繰り返し分取クロマトを実施する場合は待ち時間のうちに前の回の画分を順番に濃縮できるようになりました。分取時のクロマトパターンが微妙に異なった場合や、別のピークが気になって集めてみようと思った場合など、手軽に個別に乾燥できる点は重宝します。
渡辺
コンビニ・エバポが活躍していることがわかりました。反対にこれまで使用されてきて「もっとこうして欲しい」など要望はございますか?
小山先生
各溶媒の濃縮時の揮発速度については既にカタログ記載がありますが、当研究室としてはコンビニ・エバポと窒素吹き付け濃縮の比較した酸化安定性に関するデータが欲しいと思っています。何故なら、いずれ研究室の学生が使用する際、濃縮する成分によっては、生理活性物質など酸化によるサンプル分解が気になるからです。例えば、ビタミンCのデータなど代表的な物質を使って温度や空気で分解する割合を例示してあるとさらに安心して使えます。
渡辺
貴重なご意見をありがとうございます。多くのユーザー様や当社での実験を重ねて、価値ある情報をお届けできるよう取り組んでいきます。今後ともよろしくお願いいたします。

 

取材者のコメント

お話を伺いました小山先生は、食品中に含まれる機能性成分の評価および分析の研究をされております。

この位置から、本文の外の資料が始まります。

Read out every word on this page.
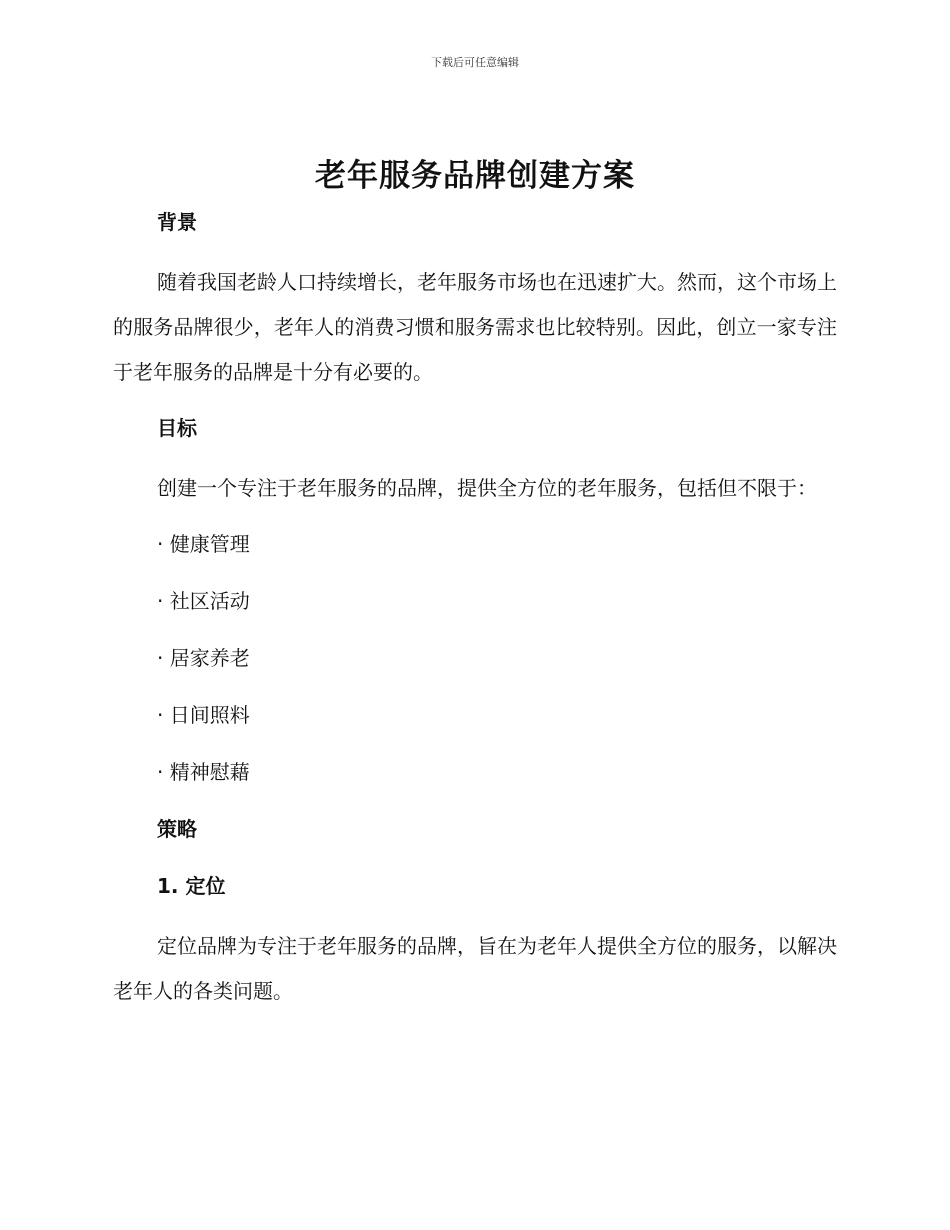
下载后可任意编辑
老年服务品牌创建方案

背景

随着我国老龄人口持续增长，老年服务市场也在迅速扩大。然而，这个市场上的服务品牌很少，老年人的消费习惯和服务需求也比较特别。因此，创立一家专注于老年服务的品牌是十分有必要的。

目标

创建一个专注于老年服务的品牌，提供全方位的老年服务，包括但不限于：

· 健康管理

· 社区活动

· 居家养老

· 日间照料

· 精神慰藉

策略

1. 定位

定位品牌为专注于老年服务的品牌，旨在为老年人提供全方位的服务，以解决老年人的各类问题。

コンビニ・エバポK4について「使ってみると実感する、ネットやカタログでは言い表せない簡単さがありますね。」とのこと。

他社濃縮装置で行う立ち上げ準備がコンビニ・エバポでは不要なこと、濃縮中や前後に他の作業をする時間が取れる、繰り返し分取時の濃縮は必要に応じて数ml~数十mlで自由に行え、濃縮中や濃縮後に継ぎ足しが出来るなど、利便性を実感されている様子が具体的に伺えて、大変参考になりました。

多数の濃縮・分析機器が揃った研究室内で、コンビニ・エバポならではの良さを研究に生かしていただけているようで、大変有難く感じました。